Subculture: Smith Island Watermen

What life is like on one of the Chesapeake Bay’s most isolated islands.

By Elena Gooray

Captain Grant Corbin Sr., 67. (Photo: Christopher Leaman)

Linguists believe thatthe English language is rapidly losing its regional variations, but Maryland’s Smith Island watermen have bucked this trend — even as their population has shrunk in recent decades. “Down” is still “dane” and male crabs are still “jimmies”; irony runs so thick through Smith culture that “she ain’t pretty none” means the speaker fancies a lady’s looks. About 360 Smith Islanders live in relative isolation on the Chesapeake Bay, echoing the island’s 17th-century English settlers’ Elizabethan dialect, and favoring centuries-old crabbing and fishing techniques.

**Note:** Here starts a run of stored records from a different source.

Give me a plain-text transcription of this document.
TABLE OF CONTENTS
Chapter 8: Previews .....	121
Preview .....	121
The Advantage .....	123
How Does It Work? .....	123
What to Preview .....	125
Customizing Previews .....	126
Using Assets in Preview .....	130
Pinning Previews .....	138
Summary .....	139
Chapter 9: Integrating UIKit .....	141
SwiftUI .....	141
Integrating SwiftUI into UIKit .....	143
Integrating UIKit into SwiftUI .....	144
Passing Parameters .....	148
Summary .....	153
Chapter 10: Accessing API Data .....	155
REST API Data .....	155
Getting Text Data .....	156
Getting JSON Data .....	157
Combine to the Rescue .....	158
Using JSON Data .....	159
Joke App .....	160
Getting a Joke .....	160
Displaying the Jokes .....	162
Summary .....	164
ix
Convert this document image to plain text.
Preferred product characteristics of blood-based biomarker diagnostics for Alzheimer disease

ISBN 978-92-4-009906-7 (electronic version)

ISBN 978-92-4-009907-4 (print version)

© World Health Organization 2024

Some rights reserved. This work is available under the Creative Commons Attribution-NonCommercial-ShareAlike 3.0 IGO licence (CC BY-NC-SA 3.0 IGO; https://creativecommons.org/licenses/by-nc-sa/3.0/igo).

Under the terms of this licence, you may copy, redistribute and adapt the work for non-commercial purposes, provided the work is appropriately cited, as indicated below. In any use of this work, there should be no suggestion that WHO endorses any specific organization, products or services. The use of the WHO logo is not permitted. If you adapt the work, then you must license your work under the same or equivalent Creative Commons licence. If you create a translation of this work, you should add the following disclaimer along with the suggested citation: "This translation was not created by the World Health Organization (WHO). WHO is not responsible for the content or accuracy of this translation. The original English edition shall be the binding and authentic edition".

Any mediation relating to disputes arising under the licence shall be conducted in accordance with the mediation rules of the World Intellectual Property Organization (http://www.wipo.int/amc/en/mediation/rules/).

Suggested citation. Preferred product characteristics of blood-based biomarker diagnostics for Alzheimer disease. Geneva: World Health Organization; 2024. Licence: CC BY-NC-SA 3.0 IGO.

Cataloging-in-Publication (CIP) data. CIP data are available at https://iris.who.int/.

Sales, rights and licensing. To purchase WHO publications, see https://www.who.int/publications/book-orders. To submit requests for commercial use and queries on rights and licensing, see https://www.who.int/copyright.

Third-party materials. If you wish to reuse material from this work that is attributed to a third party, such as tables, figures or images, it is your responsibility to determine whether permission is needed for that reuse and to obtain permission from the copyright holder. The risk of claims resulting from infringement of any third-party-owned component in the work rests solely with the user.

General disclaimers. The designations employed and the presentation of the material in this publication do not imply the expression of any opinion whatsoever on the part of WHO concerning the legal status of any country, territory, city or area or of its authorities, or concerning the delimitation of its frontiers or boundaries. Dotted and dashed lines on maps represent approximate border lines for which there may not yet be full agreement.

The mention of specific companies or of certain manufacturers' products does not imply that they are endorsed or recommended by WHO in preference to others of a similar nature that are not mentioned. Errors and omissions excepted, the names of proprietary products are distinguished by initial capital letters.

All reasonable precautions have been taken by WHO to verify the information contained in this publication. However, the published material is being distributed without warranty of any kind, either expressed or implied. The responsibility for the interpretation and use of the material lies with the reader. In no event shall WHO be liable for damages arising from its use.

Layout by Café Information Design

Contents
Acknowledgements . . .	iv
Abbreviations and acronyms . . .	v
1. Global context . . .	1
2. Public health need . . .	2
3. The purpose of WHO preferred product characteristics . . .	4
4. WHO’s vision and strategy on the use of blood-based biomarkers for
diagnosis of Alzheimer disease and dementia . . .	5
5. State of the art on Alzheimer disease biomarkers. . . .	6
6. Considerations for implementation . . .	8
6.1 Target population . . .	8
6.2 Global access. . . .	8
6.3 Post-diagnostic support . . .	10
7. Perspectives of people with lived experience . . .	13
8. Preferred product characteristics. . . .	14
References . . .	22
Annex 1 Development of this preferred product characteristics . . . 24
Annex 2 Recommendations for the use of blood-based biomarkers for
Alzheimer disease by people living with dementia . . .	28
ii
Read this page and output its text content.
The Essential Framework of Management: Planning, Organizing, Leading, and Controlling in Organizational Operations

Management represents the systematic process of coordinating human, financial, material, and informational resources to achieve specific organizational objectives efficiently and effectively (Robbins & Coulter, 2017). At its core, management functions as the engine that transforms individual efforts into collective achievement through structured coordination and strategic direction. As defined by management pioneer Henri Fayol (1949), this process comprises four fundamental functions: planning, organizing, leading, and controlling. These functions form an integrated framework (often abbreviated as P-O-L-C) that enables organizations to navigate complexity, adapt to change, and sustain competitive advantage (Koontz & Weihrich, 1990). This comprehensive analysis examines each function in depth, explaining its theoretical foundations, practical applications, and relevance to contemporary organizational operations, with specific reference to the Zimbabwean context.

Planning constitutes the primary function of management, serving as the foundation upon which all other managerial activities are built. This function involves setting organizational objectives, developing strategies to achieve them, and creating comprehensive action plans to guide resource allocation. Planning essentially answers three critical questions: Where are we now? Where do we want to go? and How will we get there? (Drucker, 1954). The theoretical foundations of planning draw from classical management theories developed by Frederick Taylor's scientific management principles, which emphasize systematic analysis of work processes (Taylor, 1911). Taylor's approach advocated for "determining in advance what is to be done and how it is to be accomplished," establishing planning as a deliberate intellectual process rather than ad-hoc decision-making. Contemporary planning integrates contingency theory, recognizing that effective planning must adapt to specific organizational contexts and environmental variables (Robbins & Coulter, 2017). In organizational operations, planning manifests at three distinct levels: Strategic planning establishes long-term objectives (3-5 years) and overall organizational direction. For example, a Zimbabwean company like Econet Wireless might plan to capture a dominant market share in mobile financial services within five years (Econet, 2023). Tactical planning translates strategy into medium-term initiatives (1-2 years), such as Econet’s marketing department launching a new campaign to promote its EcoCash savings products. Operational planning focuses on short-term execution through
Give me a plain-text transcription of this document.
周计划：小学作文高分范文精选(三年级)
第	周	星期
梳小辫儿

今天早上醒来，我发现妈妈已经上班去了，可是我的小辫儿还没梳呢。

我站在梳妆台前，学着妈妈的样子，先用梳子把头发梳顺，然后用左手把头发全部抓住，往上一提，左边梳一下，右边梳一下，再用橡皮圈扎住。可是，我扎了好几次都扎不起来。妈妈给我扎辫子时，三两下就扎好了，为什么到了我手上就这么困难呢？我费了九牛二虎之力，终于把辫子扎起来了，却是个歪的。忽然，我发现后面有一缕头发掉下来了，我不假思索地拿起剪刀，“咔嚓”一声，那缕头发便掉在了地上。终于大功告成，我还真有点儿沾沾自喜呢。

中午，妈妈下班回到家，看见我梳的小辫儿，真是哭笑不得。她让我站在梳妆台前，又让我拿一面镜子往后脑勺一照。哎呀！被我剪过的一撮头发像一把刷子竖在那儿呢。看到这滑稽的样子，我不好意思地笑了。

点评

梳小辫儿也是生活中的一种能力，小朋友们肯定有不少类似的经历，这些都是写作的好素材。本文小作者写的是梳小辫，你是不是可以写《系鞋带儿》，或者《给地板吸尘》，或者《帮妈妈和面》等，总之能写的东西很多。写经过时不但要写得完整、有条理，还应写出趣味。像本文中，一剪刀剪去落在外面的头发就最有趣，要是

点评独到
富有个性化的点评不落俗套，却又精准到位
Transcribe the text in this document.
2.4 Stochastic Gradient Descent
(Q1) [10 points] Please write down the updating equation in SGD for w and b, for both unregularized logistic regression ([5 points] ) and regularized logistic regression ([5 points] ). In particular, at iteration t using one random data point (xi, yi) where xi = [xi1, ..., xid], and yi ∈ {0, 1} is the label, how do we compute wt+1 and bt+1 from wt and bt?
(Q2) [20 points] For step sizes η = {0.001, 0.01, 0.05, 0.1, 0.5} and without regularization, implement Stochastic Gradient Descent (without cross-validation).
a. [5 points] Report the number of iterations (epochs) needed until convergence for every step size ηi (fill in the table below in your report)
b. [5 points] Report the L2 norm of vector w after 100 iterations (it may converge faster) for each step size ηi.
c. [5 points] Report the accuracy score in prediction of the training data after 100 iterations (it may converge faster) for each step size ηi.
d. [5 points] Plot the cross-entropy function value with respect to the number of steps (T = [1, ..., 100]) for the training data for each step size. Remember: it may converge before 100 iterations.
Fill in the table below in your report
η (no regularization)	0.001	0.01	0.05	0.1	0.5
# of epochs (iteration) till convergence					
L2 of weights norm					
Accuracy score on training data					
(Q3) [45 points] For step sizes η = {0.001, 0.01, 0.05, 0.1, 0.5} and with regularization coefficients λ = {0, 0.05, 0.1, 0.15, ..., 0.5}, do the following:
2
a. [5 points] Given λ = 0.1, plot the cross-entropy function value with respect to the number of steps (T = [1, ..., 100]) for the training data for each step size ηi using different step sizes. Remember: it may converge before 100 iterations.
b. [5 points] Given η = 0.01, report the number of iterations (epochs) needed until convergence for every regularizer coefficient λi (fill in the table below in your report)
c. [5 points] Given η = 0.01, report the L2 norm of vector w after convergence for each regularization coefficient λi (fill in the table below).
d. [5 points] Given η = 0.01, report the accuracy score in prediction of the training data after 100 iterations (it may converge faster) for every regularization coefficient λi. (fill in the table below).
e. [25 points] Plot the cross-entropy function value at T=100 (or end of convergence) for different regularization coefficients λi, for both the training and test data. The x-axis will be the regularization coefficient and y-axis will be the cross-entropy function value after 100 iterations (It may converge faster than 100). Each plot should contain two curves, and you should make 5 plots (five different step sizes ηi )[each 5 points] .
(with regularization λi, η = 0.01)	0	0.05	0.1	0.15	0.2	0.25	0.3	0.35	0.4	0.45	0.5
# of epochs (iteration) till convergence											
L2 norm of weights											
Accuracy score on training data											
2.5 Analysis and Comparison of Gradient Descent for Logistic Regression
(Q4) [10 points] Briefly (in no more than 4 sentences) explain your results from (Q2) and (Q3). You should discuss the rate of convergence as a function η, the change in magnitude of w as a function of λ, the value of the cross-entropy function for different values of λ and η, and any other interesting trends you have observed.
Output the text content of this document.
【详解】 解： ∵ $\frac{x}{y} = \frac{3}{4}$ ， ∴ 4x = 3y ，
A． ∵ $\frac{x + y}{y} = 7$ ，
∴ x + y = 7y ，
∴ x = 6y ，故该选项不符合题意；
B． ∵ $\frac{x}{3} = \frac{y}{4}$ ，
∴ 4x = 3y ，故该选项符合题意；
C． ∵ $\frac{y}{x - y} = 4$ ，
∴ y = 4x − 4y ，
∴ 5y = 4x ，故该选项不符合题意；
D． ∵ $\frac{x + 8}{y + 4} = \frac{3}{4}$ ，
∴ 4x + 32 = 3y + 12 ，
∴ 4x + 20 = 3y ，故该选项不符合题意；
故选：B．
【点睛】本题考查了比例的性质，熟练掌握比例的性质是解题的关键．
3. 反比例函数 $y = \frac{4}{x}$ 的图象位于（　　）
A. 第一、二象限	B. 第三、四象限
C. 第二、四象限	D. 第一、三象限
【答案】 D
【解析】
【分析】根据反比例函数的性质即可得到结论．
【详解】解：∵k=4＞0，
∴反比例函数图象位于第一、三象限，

  • Island people is a different breed. If someone’s in a jam here, someone else is going to help them out. If you’ve got somebody who’s been in a fire, someone will bring them dinner the next night.
  • Outsiders think they’re a whole lot smarter than island people. You’ve got scientists who think they know more than we know, but when you’ve worked on the water 58 years, there are just some things you know about crabs, oysters, the water, [that] they don’t.
  • Some people come out here from the city, they’re tickled to death by it — then they want change after three or four years. They don’t stick around. Some people move down here and think they can afford it, but then they get a storm on the shoreline and their jetty washes out and it takes a lot to put it back.
  • A lot of families now, the wives are working. It takes two incomes. It’s a shame. You wish the women could spend more time at home, but you need both people working now to bring in enough money. If they want to work, that’s one thing. But it ain’t “you want to do it,” it’s “you got to do it.”
  • They’re gonna have to move where there is some jobs. The main place they have to work is the prison. I mean the big Somerset County prison. It has a lot of guards. It’s a pretty good-sized prison.
  • It’s important that when we’re dead and gone, that somebody be carrying on this life. You need people to know how people did live, and how things went, and how we made a living. And how we were religious, and how honest people were, and just to know who we were.

Captain Grant Corbin Sr., 67, as told to Elena Gooray.